Shan Kevin Q, Lubenov Evgueniy V, Siapas Athanassios G
Division of Biology and Biological Engineering, California Institute of Technology, Pasadena, United States; Division of Engineering and Applied Science, California Institute of Technology, Pasadena, United States.
Division of Biology and Biological Engineering, California Institute of Technology, Pasadena, United States; Division of Engineering and Applied Science, California Institute of Technology, Pasadena, United States.
J Neurosci Methods. 2017 Aug 15;288:82-98. doi: 10.1016/j.jneumeth.2017.06.017. Epub 2017 Jun 23.
Chronic extracellular recordings are a powerful tool for systems neuroscience, but spike sorting remains a challenge. A common approach is to fit a generative model, such as a mixture of Gaussians, to the observed spike data. Even if non-parametric methods are used for spike sorting, such generative models provide a quantitative measure of unit isolation quality, which is crucial for subsequent interpretation of the sorted spike trains.
We present a spike sorting strategy that models the data as a mixture of drifting t-distributions. This model captures two important features of chronic extracellular recordings-cluster drift over time and heavy tails in the distribution of spikes-and offers improved robustness to outliers.
We evaluate this model on several thousand hours of chronic tetrode recordings and show that it fits the empirical data substantially better than a mixture of Gaussians. We also provide a software implementation that can re-fit long datasets in a few seconds, enabling interactive clustering of chronic recordings.
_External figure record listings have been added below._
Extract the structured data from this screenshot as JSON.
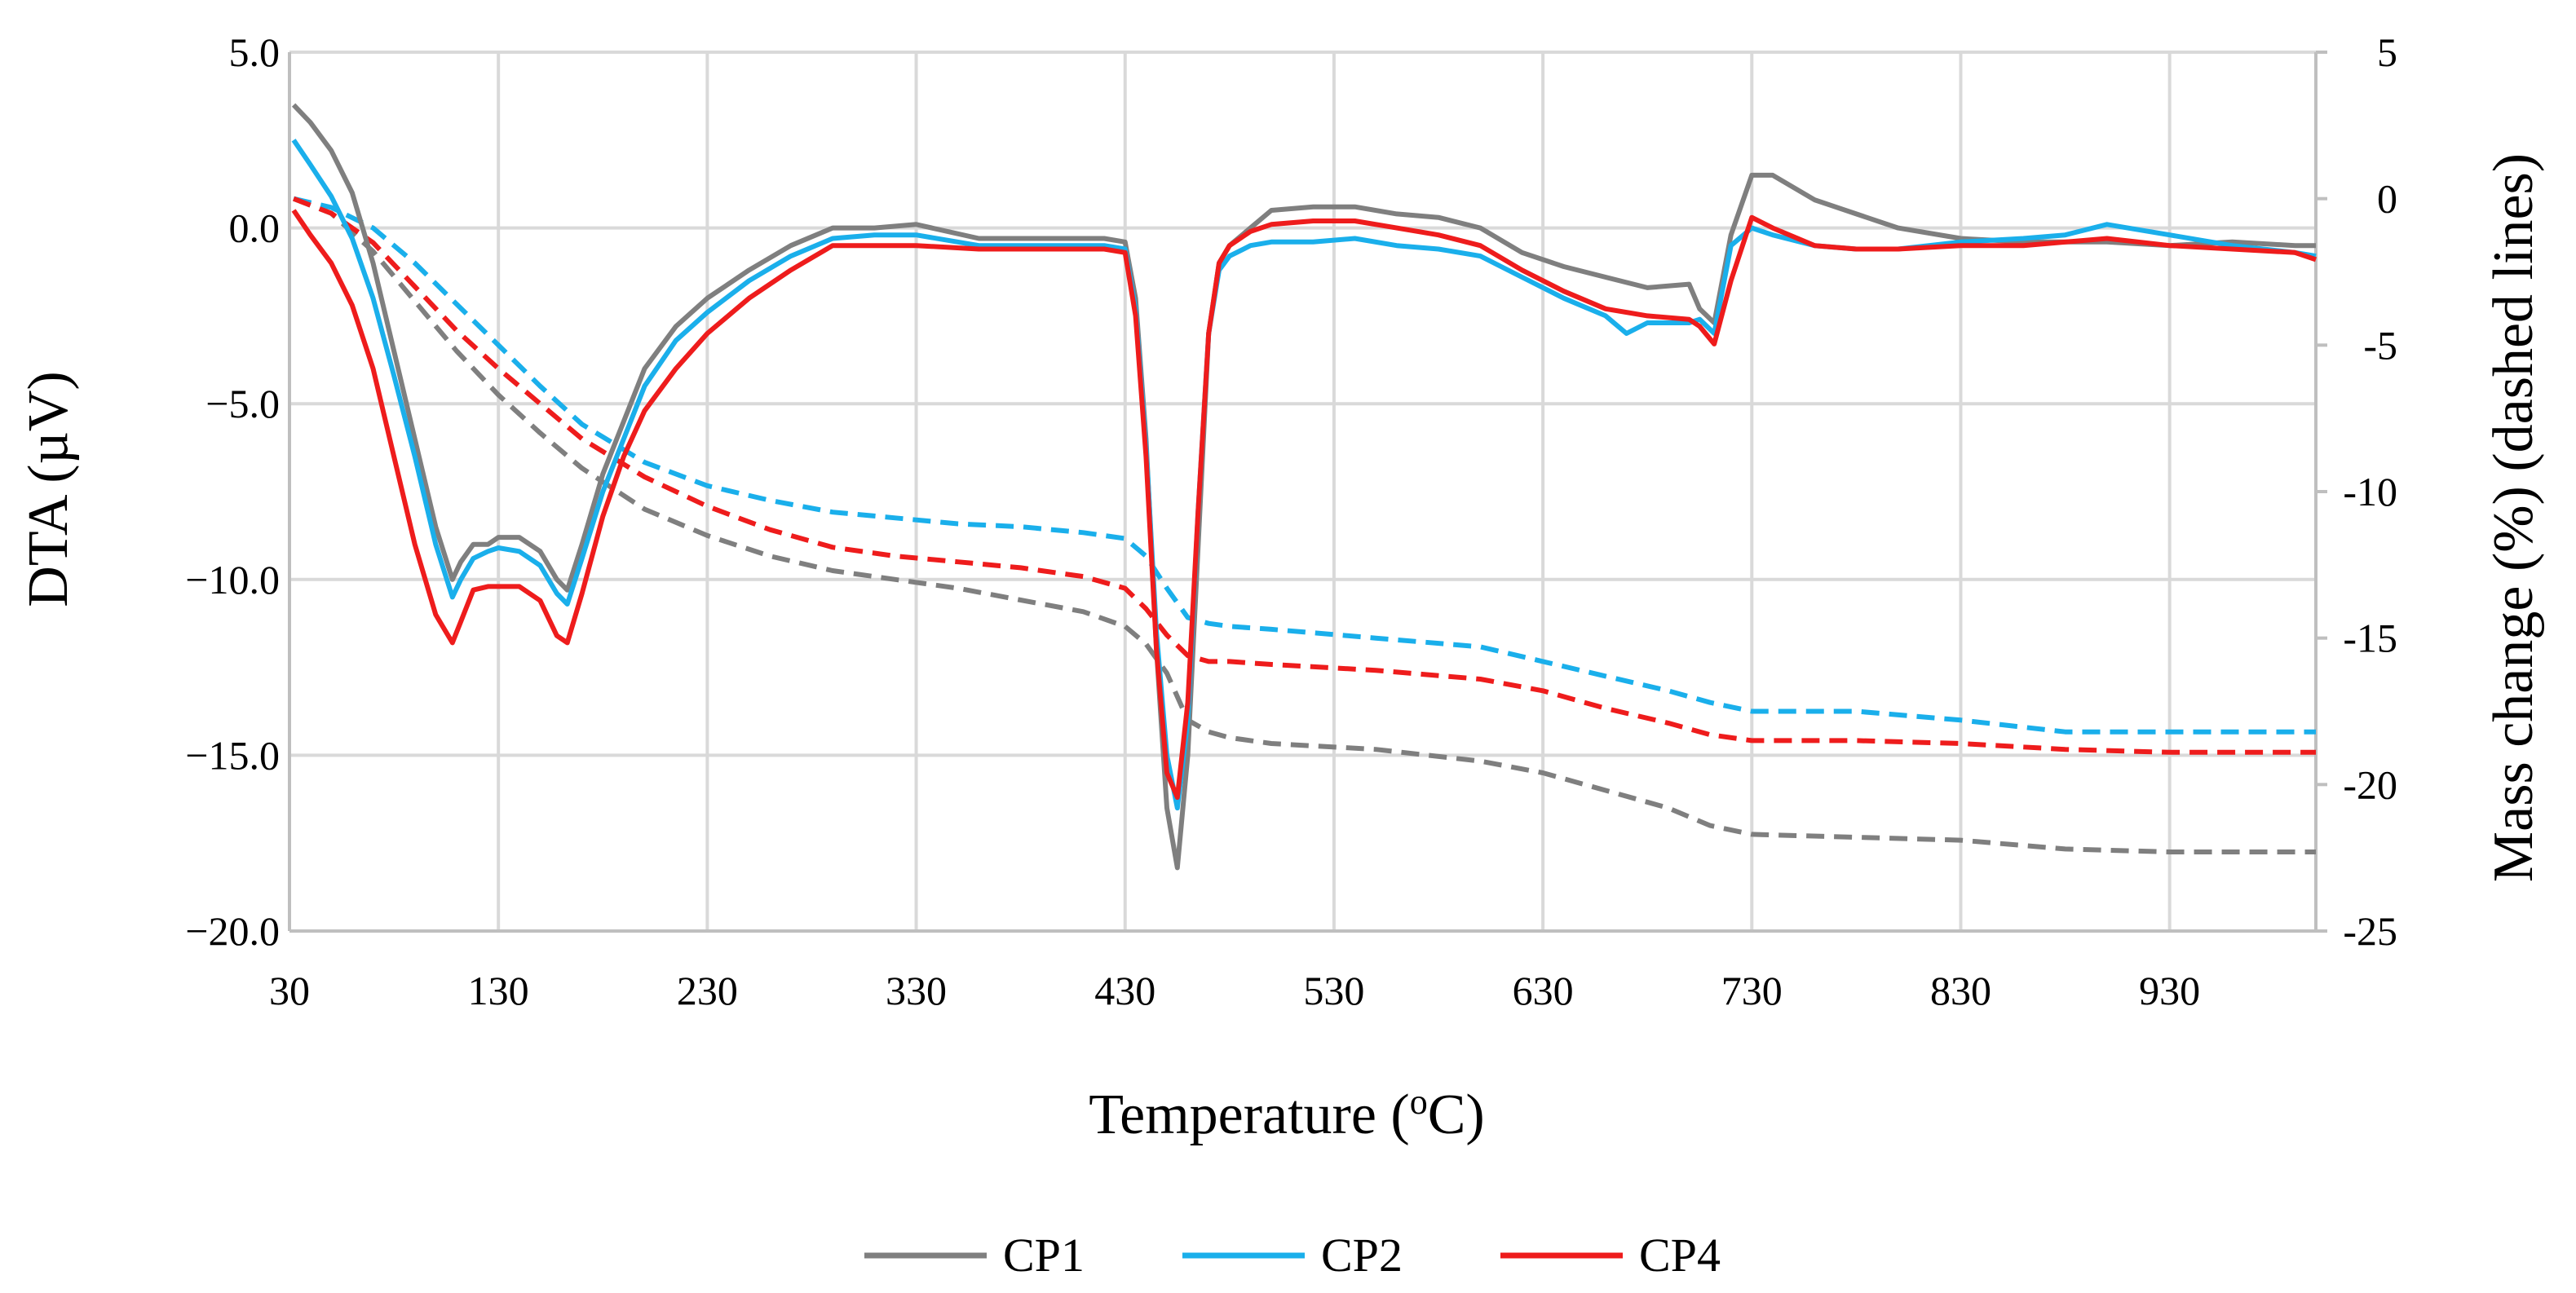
{
  "chart_data": {
    "type": "line",
    "title": "",
    "xlabel_main": "Temperature (",
    "xlabel_sup": "o",
    "xlabel_tail": "C)",
    "ylabel_left": "DTA (µV)",
    "ylabel_right": "Mass change (%) (dashed lines)",
    "xlim": [
      30,
      1000
    ],
    "ylim_left": [
      -20,
      5
    ],
    "ylim_right": [
      -25,
      5
    ],
    "x_ticks": [
      30,
      130,
      230,
      330,
      430,
      530,
      630,
      730,
      830,
      930
    ],
    "x_tick_labels": [
      "30",
      "130",
      "230",
      "330",
      "430",
      "530",
      "630",
      "730",
      "830",
      "930"
    ],
    "y_left_ticks": [
      5,
      0,
      -5,
      -10,
      -15,
      -20
    ],
    "y_left_tick_labels": [
      "5.0",
      "0.0",
      "−5.0",
      "−10.0",
      "−15.0",
      "−20.0"
    ],
    "y_right_ticks": [
      5,
      0,
      -5,
      -10,
      -15,
      -20,
      -25
    ],
    "y_right_tick_labels": [
      "5",
      "0",
      "-5",
      "-10",
      "-15",
      "-20",
      "-25"
    ],
    "grid": true,
    "legend_position": "bottom-center",
    "series": [
      {
        "name": "CP1",
        "color": "#7f7f7f",
        "dta": {
          "x": [
            32,
            40,
            50,
            60,
            70,
            80,
            90,
            100,
            108,
            112,
            118,
            125,
            130,
            140,
            150,
            158,
            163,
            170,
            180,
            190,
            200,
            215,
            230,
            250,
            270,
            290,
            310,
            330,
            360,
            390,
            420,
            430,
            435,
            440,
            445,
            450,
            455,
            460,
            465,
            470,
            475,
            480,
            490,
            500,
            520,
            540,
            560,
            580,
            600,
            620,
            640,
            660,
            680,
            700,
            705,
            712,
            720,
            730,
            740,
            760,
            780,
            800,
            830,
            860,
            900,
            930,
            960,
            990,
            1000
          ],
          "y": [
            3.5,
            3.0,
            2.2,
            1.0,
            -1.0,
            -3.5,
            -6.0,
            -8.5,
            -10.0,
            -9.5,
            -9.0,
            -9.0,
            -8.8,
            -8.8,
            -9.2,
            -10.0,
            -10.3,
            -9.0,
            -7.0,
            -5.5,
            -4.0,
            -2.8,
            -2.0,
            -1.2,
            -0.5,
            0.0,
            0.0,
            0.1,
            -0.3,
            -0.3,
            -0.3,
            -0.4,
            -2.0,
            -6.0,
            -12.0,
            -16.5,
            -18.2,
            -15.0,
            -9.0,
            -3.0,
            -1.0,
            -0.5,
            0.0,
            0.5,
            0.6,
            0.6,
            0.4,
            0.3,
            0.0,
            -0.7,
            -1.1,
            -1.4,
            -1.7,
            -1.6,
            -2.3,
            -2.7,
            -0.2,
            1.5,
            1.5,
            0.8,
            0.4,
            0.0,
            -0.3,
            -0.4,
            -0.4,
            -0.5,
            -0.4,
            -0.5,
            -0.5
          ]
        },
        "mass": {
          "x": [
            32,
            50,
            70,
            90,
            110,
            130,
            150,
            170,
            200,
            230,
            260,
            290,
            320,
            350,
            380,
            410,
            430,
            440,
            450,
            460,
            470,
            480,
            500,
            550,
            600,
            630,
            660,
            690,
            710,
            730,
            780,
            830,
            880,
            930,
            1000
          ],
          "y": [
            0.0,
            -0.5,
            -1.8,
            -3.5,
            -5.2,
            -6.7,
            -8.0,
            -9.2,
            -10.6,
            -11.5,
            -12.2,
            -12.7,
            -13.0,
            -13.3,
            -13.7,
            -14.1,
            -14.6,
            -15.2,
            -16.2,
            -17.8,
            -18.2,
            -18.4,
            -18.6,
            -18.8,
            -19.2,
            -19.6,
            -20.2,
            -20.8,
            -21.4,
            -21.7,
            -21.8,
            -21.9,
            -22.2,
            -22.3,
            -22.3
          ]
        }
      },
      {
        "name": "CP2",
        "color": "#1aafeb",
        "dta": {
          "x": [
            32,
            40,
            50,
            60,
            70,
            80,
            90,
            100,
            108,
            112,
            118,
            125,
            130,
            140,
            150,
            158,
            163,
            170,
            180,
            190,
            200,
            215,
            230,
            250,
            270,
            290,
            310,
            330,
            360,
            390,
            420,
            430,
            435,
            440,
            445,
            450,
            455,
            460,
            465,
            470,
            475,
            480,
            490,
            500,
            520,
            540,
            560,
            580,
            600,
            620,
            640,
            660,
            670,
            680,
            700,
            705,
            712,
            720,
            730,
            740,
            760,
            780,
            800,
            830,
            860,
            880,
            900,
            930,
            960,
            990,
            1000
          ],
          "y": [
            2.5,
            1.8,
            0.9,
            -0.3,
            -2.0,
            -4.2,
            -6.5,
            -9.0,
            -10.5,
            -10.0,
            -9.4,
            -9.2,
            -9.1,
            -9.2,
            -9.6,
            -10.4,
            -10.7,
            -9.4,
            -7.5,
            -6.0,
            -4.5,
            -3.2,
            -2.4,
            -1.5,
            -0.8,
            -0.3,
            -0.2,
            -0.2,
            -0.5,
            -0.5,
            -0.5,
            -0.6,
            -2.3,
            -6.2,
            -11.5,
            -15.0,
            -16.5,
            -14.0,
            -8.0,
            -3.0,
            -1.2,
            -0.8,
            -0.5,
            -0.4,
            -0.4,
            -0.3,
            -0.5,
            -0.6,
            -0.8,
            -1.4,
            -2.0,
            -2.5,
            -3.0,
            -2.7,
            -2.7,
            -2.6,
            -3.0,
            -0.5,
            0.0,
            -0.2,
            -0.5,
            -0.6,
            -0.6,
            -0.4,
            -0.3,
            -0.2,
            0.1,
            -0.2,
            -0.5,
            -0.7,
            -0.8
          ]
        },
        "mass": {
          "x": [
            32,
            50,
            70,
            90,
            110,
            130,
            150,
            170,
            200,
            230,
            260,
            290,
            320,
            350,
            380,
            410,
            430,
            440,
            450,
            460,
            470,
            480,
            500,
            550,
            600,
            630,
            660,
            690,
            710,
            730,
            780,
            830,
            880,
            930,
            1000
          ],
          "y": [
            0.0,
            -0.3,
            -1.0,
            -2.2,
            -3.6,
            -5.0,
            -6.4,
            -7.7,
            -9.0,
            -9.8,
            -10.3,
            -10.7,
            -10.9,
            -11.1,
            -11.2,
            -11.4,
            -11.6,
            -12.2,
            -13.3,
            -14.3,
            -14.5,
            -14.6,
            -14.7,
            -15.0,
            -15.3,
            -15.8,
            -16.3,
            -16.8,
            -17.2,
            -17.5,
            -17.5,
            -17.8,
            -18.2,
            -18.2,
            -18.2
          ]
        }
      },
      {
        "name": "CP4",
        "color": "#ee1c1c",
        "dta": {
          "x": [
            32,
            40,
            50,
            60,
            70,
            80,
            90,
            100,
            108,
            112,
            118,
            125,
            130,
            140,
            150,
            158,
            163,
            170,
            180,
            190,
            200,
            215,
            230,
            250,
            270,
            290,
            310,
            330,
            360,
            390,
            420,
            430,
            435,
            440,
            445,
            450,
            455,
            460,
            465,
            470,
            475,
            480,
            490,
            500,
            520,
            540,
            560,
            580,
            600,
            620,
            640,
            660,
            680,
            700,
            705,
            712,
            720,
            730,
            740,
            760,
            780,
            800,
            830,
            860,
            900,
            930,
            960,
            990,
            1000
          ],
          "y": [
            0.5,
            -0.2,
            -1.0,
            -2.2,
            -4.0,
            -6.5,
            -9.0,
            -11.0,
            -11.8,
            -11.2,
            -10.3,
            -10.2,
            -10.2,
            -10.2,
            -10.6,
            -11.6,
            -11.8,
            -10.4,
            -8.2,
            -6.5,
            -5.2,
            -4.0,
            -3.0,
            -2.0,
            -1.2,
            -0.5,
            -0.5,
            -0.5,
            -0.6,
            -0.6,
            -0.6,
            -0.7,
            -2.5,
            -6.5,
            -12.0,
            -15.5,
            -16.2,
            -13.5,
            -8.0,
            -3.0,
            -1.0,
            -0.5,
            -0.1,
            0.1,
            0.2,
            0.2,
            0.0,
            -0.2,
            -0.5,
            -1.2,
            -1.8,
            -2.3,
            -2.5,
            -2.6,
            -2.8,
            -3.3,
            -1.5,
            0.3,
            0.0,
            -0.5,
            -0.6,
            -0.6,
            -0.5,
            -0.5,
            -0.3,
            -0.5,
            -0.6,
            -0.7,
            -0.9
          ]
        },
        "mass": {
          "x": [
            32,
            50,
            70,
            90,
            110,
            130,
            150,
            170,
            200,
            230,
            260,
            290,
            320,
            350,
            380,
            410,
            430,
            440,
            450,
            460,
            470,
            480,
            500,
            550,
            600,
            630,
            660,
            690,
            710,
            730,
            780,
            830,
            880,
            930,
            1000
          ],
          "y": [
            0.0,
            -0.5,
            -1.5,
            -3.0,
            -4.5,
            -5.8,
            -7.0,
            -8.2,
            -9.5,
            -10.5,
            -11.3,
            -11.9,
            -12.2,
            -12.4,
            -12.6,
            -12.9,
            -13.3,
            -14.0,
            -14.9,
            -15.6,
            -15.8,
            -15.8,
            -15.9,
            -16.1,
            -16.4,
            -16.8,
            -17.4,
            -17.9,
            -18.3,
            -18.5,
            -18.5,
            -18.6,
            -18.8,
            -18.9,
            -18.9
          ]
        }
      }
    ]
  }
}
We identify three common failure modes of spike sorting methods that assume stationarity and evaluate their impact given the empirically-observed cluster drift in chronic recordings. Using hybrid ground truth datasets, we also demonstrate that our model-based estimate of misclassification error is more accurate than previous unit isolation metrics.
The mixture of drifting t-distributions model enables efficient spike sorting of long datasets and provides an accurate measure of unit isolation quality over a wide range of conditions.
慢性细胞外记录是系统神经科学的一种强大工具,但尖峰分类仍然是一个挑战。一种常见的方法是将生成模型,如高斯混合模型,拟合到观察到的尖峰数据上。即使使用非参数方法进行尖峰分类,这种生成模型也能提供单位分离质量的定量测量,这对于后续对分类后的尖峰序列的解释至关重要。
我们提出了一种尖峰分类策略,将数据建模为漂移t分布的混合。该模型捕捉了慢性细胞外记录的两个重要特征——随着时间的推移聚类漂移以及尖峰分布中的重尾——并对异常值具有更高的鲁棒性。
我们在数千小时的慢性四极管记录上评估了该模型,结果表明它比高斯混合模型能更好地拟合经验数据。我们还提供了一个软件实现,它可以在几秒钟内重新拟合长数据集,实现慢性记录的交互式聚类。
我们确定了假设平稳性的尖峰分类方法的三种常见失败模式,并评估了它们在慢性记录中根据经验观察到的聚类漂移所产生的影响。使用混合的真实数据集,我们还证明了基于我们模型的误分类误差估计比以前的单位分离指标更准确。
漂移t分布混合模型能够对长数据集进行高效的尖峰分类,并在广泛的条件下提供单位分离质量的准确测量。